The children stopped their activity and turned to watch him silently. One of them reached down and plucked a smooth river rock from the stream. He threw it at Danny. The rock rattled on other rocks at his feet but Danny didn’t notice. Others began throwing stones. Danny became gradually aware of the sharp pains growing on his body and stopped in bewilderment. The stones continued to pelt him. His arms came slowly up to protect his face.
He stood for a moment watching the children, the feeling inside him changing to a hurt far worse than any made by a stone. Then he turned and walked away. The children returned to their work. Danny looked back at them once, great tears rolling down his cheeks, but the children ignored him.

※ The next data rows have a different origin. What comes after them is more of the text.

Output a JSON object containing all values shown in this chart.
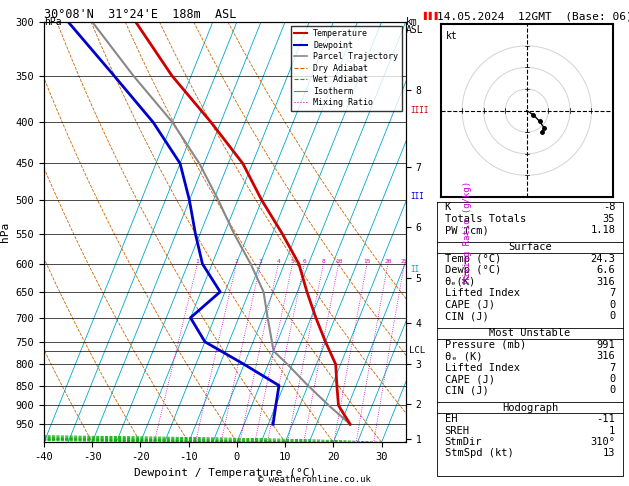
{
  "title_left": "30°08'N  31°24'E  188m  ASL",
  "title_right": "14.05.2024  12GMT  (Base: 06)",
  "xlabel": "Dewpoint / Temperature (°C)",
  "ylabel_left": "hPa",
  "pressure_ticks": [
    300,
    350,
    400,
    450,
    500,
    550,
    600,
    650,
    700,
    750,
    800,
    850,
    900,
    950
  ],
  "temp_xlim": [
    -40,
    35
  ],
  "temp_xticks": [
    -40,
    -30,
    -20,
    -10,
    0,
    10,
    20,
    30
  ],
  "km_ticks": [
    1,
    2,
    3,
    4,
    5,
    6,
    7,
    8
  ],
  "km_pressures": [
    990,
    895,
    800,
    710,
    625,
    540,
    455,
    365
  ],
  "lcl_pressure": 770,
  "temperature_profile": {
    "pressure": [
      950,
      900,
      850,
      800,
      750,
      700,
      650,
      600,
      550,
      500,
      450,
      400,
      350,
      300
    ],
    "temp": [
      22,
      18,
      16,
      14,
      10,
      6,
      2,
      -2,
      -8,
      -15,
      -22,
      -32,
      -44,
      -56
    ]
  },
  "dewpoint_profile": {
    "pressure": [
      950,
      900,
      850,
      800,
      750,
      700,
      650,
      600,
      550,
      500,
      450,
      400,
      350,
      300
    ],
    "dewp": [
      6,
      5,
      4,
      -5,
      -15,
      -20,
      -16,
      -22,
      -26,
      -30,
      -35,
      -44,
      -56,
      -70
    ]
  },
  "parcel_profile": {
    "pressure": [
      950,
      900,
      850,
      800,
      770,
      700,
      650,
      600,
      550,
      500,
      450,
      400,
      350,
      300
    ],
    "temp": [
      22,
      16,
      10,
      4,
      0,
      -4,
      -7,
      -12,
      -18,
      -24,
      -31,
      -40,
      -52,
      -65
    ]
  },
  "dry_adiabats_t0": [
    -30,
    -20,
    -10,
    0,
    10,
    20,
    30,
    40,
    50,
    60
  ],
  "wet_adiabats_t0": [
    -10,
    0,
    5,
    10,
    15,
    20,
    25,
    30
  ],
  "isotherms_t": [
    -40,
    -35,
    -30,
    -25,
    -20,
    -15,
    -10,
    -5,
    0,
    5,
    10,
    15,
    20,
    25,
    30,
    35
  ],
  "mixing_ratio_values": [
    1,
    2,
    3,
    4,
    5,
    6,
    8,
    10,
    15,
    20,
    25
  ],
  "bg_color": "#ffffff",
  "temp_color": "#cc0000",
  "dewp_color": "#0000cc",
  "parcel_color": "#888888",
  "dry_adiabat_color": "#cc6600",
  "wet_adiabat_color": "#00aa00",
  "isotherm_color": "#00aacc",
  "mixing_ratio_color": "#cc00cc",
  "stats_K": -8,
  "stats_TT": 35,
  "stats_PW": 1.18,
  "stats_SurfTemp": 24.3,
  "stats_SurfDewp": 6.6,
  "stats_SurfThetaE": 316,
  "stats_SurfLI": 7,
  "stats_SurfCAPE": 0,
  "stats_SurfCIN": 0,
  "stats_MUPres": 991,
  "stats_MUThetaE": 316,
  "stats_MULI": 7,
  "stats_MUCAPE": 0,
  "stats_MUCIN": 0,
  "stats_EH": -11,
  "stats_SREH": 1,
  "stats_StmDir": 310,
  "stats_StmSpd": 13
}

He tripped while climbing the embankment and didn’t bother to get up. He lay with his face buried in the grass, choking on his sobs. It was the first time he had ever cried.
—12—
Meridee Callahan lay in the darkness beside her husband, feeling the warmth of his body. She couldn’t sleep and thought from the sound of Robbie’s breathing he couldn’t either. She put her hand lightly on his bare chest. He turned facing her and put his arms around her, pulling her to him. She snuggled against him
and felt his breath in her hair. “You all right, Hon?” he asked softly.
“Mmm-huh. I just can’t go to sleep.”
“Me, too.” His hand slid down her arm and rested gently on her stomach. She felt his face move against hers as he smiled. “I think I felt him move.”
She chuckled against his neck. “It’s probably gas.”
“Don’t say that.” Robbie sat up and put his cheek against her swollen abdomen. “Hey, you in there, my son,” he whispered. “If you don’t hurry up and come outa there, your old man is gonna hafta pay a visit to Mavis Sizemore.” Meridee grunted and hit him on the shoulder with her small fist. He laughed and buried his face between her breasts. Her arms went around his neck squeezing him tightly to her. They lay like that for a while, her face against his hair which smelled of pine. He slid his hand under her gown and cupped her breast, rubbing his thumb across the nipple. She ran her fingernails lightly down his spine and the muscles on his back trembled. She stopped when she felt a warm hardness against her hip.
“Robbie?”
“Mmm?”
“Do you think… what happened to… to the children… do you think anything happened to our baby?”
He raised himself and looked into her face. “You shouldn’t upset yourself with thoughts like that, Meri. Our baby will be the finest baby in the valley.”
“But, how do you know…”
He put his fingers on her lips. “Now stop it,” he said gently. “You’re gonna worry yourself into a nervous fit about nothing. You hear me?”
She nodded. He slid his fingers to her cheek and touched his lips lightly to hers. “Now, go to sleep,” he said and cuddled her in his arms.
But she didn’t—not for a long time.
—13—
The Church of the Nazarene was packed. The pews were full and people stood three-deep around the sides. Even then, they weren’t all inside. Others stood in the churchyard by the open windows where they could hear and still watch with the rifles and shotguns they held.
There was none of the running and playing which usually accompanied a town meeting. No children under the age of eleven were present, and most of those who were present were in the parsonage which had been converted into a makeshift hospital. All who had been bitten were running high temperatures with frequent bouts of vomiting.